Ace your big interview with these tips

Elizabeth Powers

As the summer season approaches, more and more Villanova students are applying for internships.

Interviews can be nerve-racking, but being prepared and organized will make you feel more confident. These eight tips are important to remember while going through the interview process.

1. Know information about your company/organization.

It’s very possible that your interviewer will ask you if you’re familiar with the company or organization to which you’re applying.

You definitely need to know information about the organization because interviewers want to hire someone who cares about their goals. Browse the company’s website before your interview, or ask your interviewer to send you some information beforehand.

2. Overdressing is better than underdressing.

Unless your interviewer informs you of a specific way to dress for your interview, it is always safe to assume that dress pants and a nice shirt or a suit is appropriate attire. If you look professional for your interview, you are much more likely to make a good impression.

3. Be prepared to answer the interviewer’s questions.

Practice answering some questions beforehand. Specifically know two or three of your strengths and weaknesses.

When asked about your strengths do not downplay your best characteristics; this isn’t being arrogant because the interviewer really wants to know.

Make your weakness something that can have a positive spin, such as “Sometimes I get too overzealous about projects, because I like to put my full energy into everything I do.”

4. Think of some questions to ask your interviewer ahead of time.

Usually at the end of the interview, the interviewer will ask you if you have any questions. It’s vital to have some in mind; asking questions will make the interviewer realize that you’re interested in the job, and are taking the interview seriously. However, it’s really important that you don’t ask about salary unless it’s absolutely necessary; give the interviewer every opportunity to offer this information. You don’t want him or her to think you’re only concerned about getting paid.

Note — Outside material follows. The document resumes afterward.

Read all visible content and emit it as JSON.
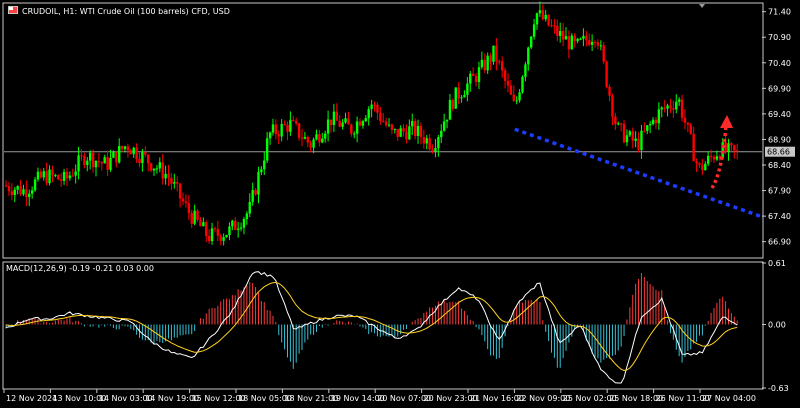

5. Don’t forget to bring copies of your résumé and writing samples.

Even if your interviewer has already received your résumé, it is important to have extra copies.

Also, bring some samples of your best and most professional writing, even if the interviewer didn’t ask for them. They may think of it as an afterthought, and it is important to be prepared.

6. Be prepared with a pen and paper.

Take a writing utensil and a small notepad with you to your interview. You can write down any phone numbers, email addresses, or other important information that the interviewer might give you. In addition, you can jot down one or two quick notes while the interviewer gives you an overview of the internship, which will show your interest in the details of what you’ll be doing.

7. Arrive 10 minutes early to your interview.

When arriving to an interview, you don’t want to arrive too early. Fifteen minutes or earlier is too early. You also don’t want to be rushing into the interview room late. If you arrive 10 minutes early, it leaves time for you to let your interviewer know that you are there, and you can impress them with your punctuality.

8. Start with a good impression, and end with a good impression.

When you enter, present a firm handshake and introduce yourself to your interviewer. Yes, he or she already knows who you are, but it’s still important to make a good first impression. Make eye contact throughout the interview and avoid nervous habits (i.e., don’t play with your hair, crack your knuckles, or keep changing positions). Speak clearly and confidently.